His latest salvo, a plan to sue employers who hire illegal immigrants, has angered the solidly Republican business community and many of the senior political leaders in this heavily Republican state. The plan would make Canyon County the only local government in the country to use federal racketeering statutes against people who employ illegal immigrants, said Howard Foster, a Chicago lawyer advising the county.

Maybe the "New York Times" is all over this story because it portrays the Republican Party and many Republican business leaders as complicitous in this nation's illegal immigration problems and resistant to much-needed solutions; and, at least from the perspective of what Mr. Vasquez is doing, the story implies (and correctly so) that the Bush Administration is doing harm to the legitimate interests of the legal Latino community -- a community in which the GOP is trying to cultivate votes -- in pandering to the corrupt Mexican government and its el presidente, Vicente Fox.

Whether or not there's a "Gray Lady" agenda at work here, I applaud its editors for going with the story. It needs telling. This is the one major issue in this country in which the Republican Party and many of its members are as much the issue as is the Democratic Party and much of its membership. Those who complain that the two political parties in this country have grown too much alike can find the underpinnings for their argument in the illegal immigration problem.

Mr. Vasquez knows what drives this runaway problem in the United States and it is not an overweening concern for the plight of poor Mexican nationals. It's all about dollars: huge remittances (in the billions annually) to Mexico; and cheap labor (profits) and plentiful votes here in this country.

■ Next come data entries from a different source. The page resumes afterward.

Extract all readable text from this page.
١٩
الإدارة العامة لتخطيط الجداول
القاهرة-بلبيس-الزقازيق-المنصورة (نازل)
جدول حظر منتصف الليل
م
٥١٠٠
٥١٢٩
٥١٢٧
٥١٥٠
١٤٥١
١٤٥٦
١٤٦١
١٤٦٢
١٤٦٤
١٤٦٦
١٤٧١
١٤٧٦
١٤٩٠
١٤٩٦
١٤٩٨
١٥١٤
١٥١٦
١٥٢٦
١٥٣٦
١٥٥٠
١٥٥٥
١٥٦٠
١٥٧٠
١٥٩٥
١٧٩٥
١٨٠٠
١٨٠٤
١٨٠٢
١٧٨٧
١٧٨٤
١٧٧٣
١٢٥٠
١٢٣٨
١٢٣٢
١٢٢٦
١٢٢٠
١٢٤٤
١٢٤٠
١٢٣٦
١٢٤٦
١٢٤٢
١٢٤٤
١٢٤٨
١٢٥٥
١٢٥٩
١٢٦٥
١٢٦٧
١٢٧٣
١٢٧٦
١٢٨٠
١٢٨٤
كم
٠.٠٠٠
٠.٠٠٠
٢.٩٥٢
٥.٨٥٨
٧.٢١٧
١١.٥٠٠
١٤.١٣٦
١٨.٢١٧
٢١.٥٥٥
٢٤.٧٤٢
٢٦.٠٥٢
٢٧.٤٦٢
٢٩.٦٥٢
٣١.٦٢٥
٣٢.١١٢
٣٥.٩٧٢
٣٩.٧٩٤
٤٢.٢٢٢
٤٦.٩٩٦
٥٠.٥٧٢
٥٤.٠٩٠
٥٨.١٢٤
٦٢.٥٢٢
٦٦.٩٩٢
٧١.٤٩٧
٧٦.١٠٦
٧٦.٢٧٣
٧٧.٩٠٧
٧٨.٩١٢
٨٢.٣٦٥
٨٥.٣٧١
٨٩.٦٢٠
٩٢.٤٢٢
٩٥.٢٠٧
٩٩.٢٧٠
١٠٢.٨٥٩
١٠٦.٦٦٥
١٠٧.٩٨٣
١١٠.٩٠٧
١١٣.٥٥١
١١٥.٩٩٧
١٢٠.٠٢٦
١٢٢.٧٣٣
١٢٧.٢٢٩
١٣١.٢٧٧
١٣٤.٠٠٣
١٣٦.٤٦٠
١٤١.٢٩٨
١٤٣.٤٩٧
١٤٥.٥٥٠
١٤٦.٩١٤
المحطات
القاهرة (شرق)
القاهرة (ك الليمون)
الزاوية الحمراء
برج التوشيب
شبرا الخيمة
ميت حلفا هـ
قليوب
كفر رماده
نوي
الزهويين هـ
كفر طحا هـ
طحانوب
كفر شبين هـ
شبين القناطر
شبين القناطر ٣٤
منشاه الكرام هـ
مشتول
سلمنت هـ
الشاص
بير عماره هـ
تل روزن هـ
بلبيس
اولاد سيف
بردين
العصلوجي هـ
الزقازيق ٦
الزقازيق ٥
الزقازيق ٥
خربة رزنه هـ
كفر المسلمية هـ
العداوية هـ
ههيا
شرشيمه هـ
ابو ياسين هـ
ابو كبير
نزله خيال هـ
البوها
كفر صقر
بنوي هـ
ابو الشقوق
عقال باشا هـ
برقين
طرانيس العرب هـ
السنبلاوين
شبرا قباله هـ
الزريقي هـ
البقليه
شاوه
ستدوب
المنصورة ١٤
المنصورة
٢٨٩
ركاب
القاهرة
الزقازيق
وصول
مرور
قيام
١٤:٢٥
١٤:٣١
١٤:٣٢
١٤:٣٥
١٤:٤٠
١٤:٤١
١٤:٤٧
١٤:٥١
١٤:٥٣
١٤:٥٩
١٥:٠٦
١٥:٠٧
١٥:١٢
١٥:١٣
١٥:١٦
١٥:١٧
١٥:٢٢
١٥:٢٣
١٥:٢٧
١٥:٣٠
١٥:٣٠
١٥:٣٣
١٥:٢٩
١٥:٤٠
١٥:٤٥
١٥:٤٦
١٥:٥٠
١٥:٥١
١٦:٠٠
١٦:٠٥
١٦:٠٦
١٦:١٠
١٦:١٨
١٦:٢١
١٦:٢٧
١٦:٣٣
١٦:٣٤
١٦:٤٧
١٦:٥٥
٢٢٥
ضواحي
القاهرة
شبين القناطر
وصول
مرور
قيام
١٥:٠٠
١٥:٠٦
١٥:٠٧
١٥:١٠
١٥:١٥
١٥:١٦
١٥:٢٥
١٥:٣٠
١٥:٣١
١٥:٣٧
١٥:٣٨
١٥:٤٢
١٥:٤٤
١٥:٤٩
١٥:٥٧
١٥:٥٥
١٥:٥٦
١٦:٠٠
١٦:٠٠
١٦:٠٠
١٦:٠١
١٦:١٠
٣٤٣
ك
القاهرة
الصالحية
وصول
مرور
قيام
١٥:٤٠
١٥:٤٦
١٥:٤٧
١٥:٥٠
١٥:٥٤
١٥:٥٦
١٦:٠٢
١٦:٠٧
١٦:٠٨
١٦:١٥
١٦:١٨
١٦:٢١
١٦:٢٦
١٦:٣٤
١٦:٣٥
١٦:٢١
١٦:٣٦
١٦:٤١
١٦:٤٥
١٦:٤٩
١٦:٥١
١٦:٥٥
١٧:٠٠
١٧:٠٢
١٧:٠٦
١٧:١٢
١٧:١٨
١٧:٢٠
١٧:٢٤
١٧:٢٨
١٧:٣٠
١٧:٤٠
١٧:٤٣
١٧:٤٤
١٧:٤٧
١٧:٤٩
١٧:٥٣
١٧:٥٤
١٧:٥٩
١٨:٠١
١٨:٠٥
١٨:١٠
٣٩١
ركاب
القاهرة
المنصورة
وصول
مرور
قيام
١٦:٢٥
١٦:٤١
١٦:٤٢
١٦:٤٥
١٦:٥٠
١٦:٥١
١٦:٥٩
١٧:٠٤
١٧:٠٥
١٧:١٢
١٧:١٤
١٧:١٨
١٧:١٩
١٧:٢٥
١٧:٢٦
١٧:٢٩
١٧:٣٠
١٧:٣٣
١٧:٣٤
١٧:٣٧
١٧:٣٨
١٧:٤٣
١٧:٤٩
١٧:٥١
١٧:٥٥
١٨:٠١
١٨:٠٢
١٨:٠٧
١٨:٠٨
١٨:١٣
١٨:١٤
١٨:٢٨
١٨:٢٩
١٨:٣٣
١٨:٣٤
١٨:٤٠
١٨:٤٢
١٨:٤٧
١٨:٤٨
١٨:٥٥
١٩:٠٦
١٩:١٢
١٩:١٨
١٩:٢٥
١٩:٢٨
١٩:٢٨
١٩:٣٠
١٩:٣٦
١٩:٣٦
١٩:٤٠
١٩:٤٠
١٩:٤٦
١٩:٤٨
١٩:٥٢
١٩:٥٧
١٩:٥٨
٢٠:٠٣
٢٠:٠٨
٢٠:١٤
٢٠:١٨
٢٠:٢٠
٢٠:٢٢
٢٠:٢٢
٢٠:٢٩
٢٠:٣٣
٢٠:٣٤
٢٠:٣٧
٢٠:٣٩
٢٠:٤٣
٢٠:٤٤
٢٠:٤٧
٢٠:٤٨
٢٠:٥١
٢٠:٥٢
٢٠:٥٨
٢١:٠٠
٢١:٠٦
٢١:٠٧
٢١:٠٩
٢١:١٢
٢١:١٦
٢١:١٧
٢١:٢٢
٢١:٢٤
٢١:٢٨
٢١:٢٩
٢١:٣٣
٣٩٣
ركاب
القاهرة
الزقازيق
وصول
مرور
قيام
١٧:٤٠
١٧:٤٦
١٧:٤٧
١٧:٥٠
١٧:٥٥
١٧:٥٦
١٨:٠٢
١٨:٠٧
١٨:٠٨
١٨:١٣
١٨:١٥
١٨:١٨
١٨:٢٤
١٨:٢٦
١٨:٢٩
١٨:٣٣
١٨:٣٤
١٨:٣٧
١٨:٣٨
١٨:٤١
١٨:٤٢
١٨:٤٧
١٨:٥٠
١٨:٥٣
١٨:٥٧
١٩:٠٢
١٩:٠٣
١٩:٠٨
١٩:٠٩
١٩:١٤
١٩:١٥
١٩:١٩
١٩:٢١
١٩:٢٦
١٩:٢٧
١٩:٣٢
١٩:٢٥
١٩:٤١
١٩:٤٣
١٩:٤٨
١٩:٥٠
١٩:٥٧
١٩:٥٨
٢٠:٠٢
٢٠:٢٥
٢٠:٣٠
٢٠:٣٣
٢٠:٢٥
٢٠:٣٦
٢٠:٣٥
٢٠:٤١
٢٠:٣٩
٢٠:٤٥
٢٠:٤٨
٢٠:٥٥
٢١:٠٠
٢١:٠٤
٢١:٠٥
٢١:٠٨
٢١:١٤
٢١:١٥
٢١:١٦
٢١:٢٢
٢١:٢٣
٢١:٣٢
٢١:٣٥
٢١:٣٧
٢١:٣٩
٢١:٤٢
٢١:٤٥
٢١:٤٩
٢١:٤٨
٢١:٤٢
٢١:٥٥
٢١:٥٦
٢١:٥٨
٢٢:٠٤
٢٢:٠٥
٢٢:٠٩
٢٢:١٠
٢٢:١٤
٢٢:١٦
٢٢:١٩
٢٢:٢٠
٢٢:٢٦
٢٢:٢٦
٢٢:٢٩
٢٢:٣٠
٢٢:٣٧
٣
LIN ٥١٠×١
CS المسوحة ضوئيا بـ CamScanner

The struggle here is contained to Canyon County, west of Boise with a population of 151,000. But it is part of a broader clash taking place across the country in the Republican Party; President Bush is pushing a guest worker program for illegal immigrants, while other Republicans are supporting private efforts to patrol the border and calling for additional muscle to seal it off.

Mr. Vasquez says it is a fight the party needs to have. "Some people say I'm a racist, that I'm a traitor to my heritage," he said. "There is nothing racial about this. The only color involved is green - for money."

With both parties trying to court Hispanic voters, politicians who have jumped into the immigration debate, like Gov. Arnold Schwarzenegger of California, have found the issue to be perilous. Mr. Schwarzenegger was criticized by many Latinos after he praised a group of citizens patrolling the border.

Many farmers and construction contractors here say they could not survive without the pool of workers from Mexico. They have lined up behind a proposal by the state's senior senator, Larry E. Craig, a Republican, to allow illegal immigrants to stay in the country under certain conditions, a variation of a similar plan offered by President Bush.